I’m Tim Etchells. My work involves lots of different areas of art practise, from making performances to writing fiction, presenting work in galleries and making collaborations with other artists.
What is your opinion on the social relevance of theatre?
Art is a great place to try to understand society – who we are alone, who we are together, what ties us together and what pushes us apart. Perhaps theatre is the best of all for coming to these questions, because it is so much connected to the social act of gathering and watching, the communal transaction between the stage and the auditorium. I like performance because it can really test and expand the limits of what that contract between people is.

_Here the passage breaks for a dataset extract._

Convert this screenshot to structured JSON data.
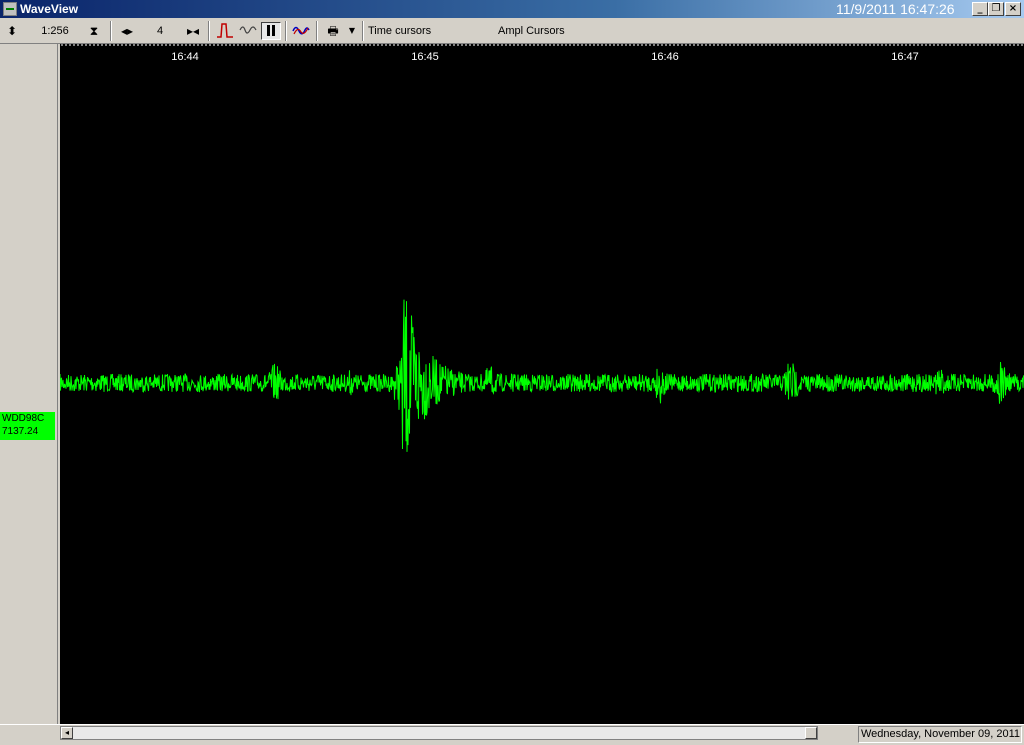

What role did theatre/dance have for you when you grew up?
I was always drawn to language, to stories, to words and how they worked, what you could do with them. I was interested in acting too.. in what it was to pretend to be another person, or to pretend another situation. That always seemed ridiculous to me, impossible even, but there was still an electricity around it…. a kind of magic.
If you hadn’t become an artist, what would have been your profession?
I would have worked in a factory.
Where did the idea come from to create a series of announcements with the line-up of a fictive event pictured with events that really happened?
The Vacuum Days posters are part of an on-going body of work that I’ve done using texts in different forms – sometimes announcements and bold declarations like headlines, sometimes as graffiti or as neon and LED signs. I’m interested in the way that if an event or an image gets described, however simply, it nonetheless happens – in the mind of the viewer or the reader or the listener. Both in my own work, and in the work with Forced Entertainment, I’ve been interested in this idea of virtual events – events that only happen in language, or in events that only happen in the space of imagination. One of the great things is that the audience for these kinds of works always end up internalizing and even co-creating the work somehow – they’re responsible for the ‘picturing’ – so as a spectator the images and the ideas are somehow under your skin.
Are you hoping to get a specific reaction to your work during SPRING? What reaction are you hoping to get from the audience?
The posters are funny. But they’re dark too. They create unease. I’m sure there will be a range of reactions. The best thing for me is if people don’t know quite where to put them – are they funny? Are they disturbing, what kind of significance do they have?
Have you ever had the ambition the get a job in politics?
No. I’d struggle with that. Too many compromises. And too duplicitous.
The culture and current theme’s in the Netherlands and in England differ quite a lot from each other. How do you choose the theme for your posters?
Yes these are different countries.. but at the moment many things connect across Europe. Most of the European countries around nationalism, xenophobia and racism. We have austerity – the problem of resources, wealth and poverty. We also have, in many places, a kind of right wing resurgence. So starting from these things.. it’s not difficult to find points of connection.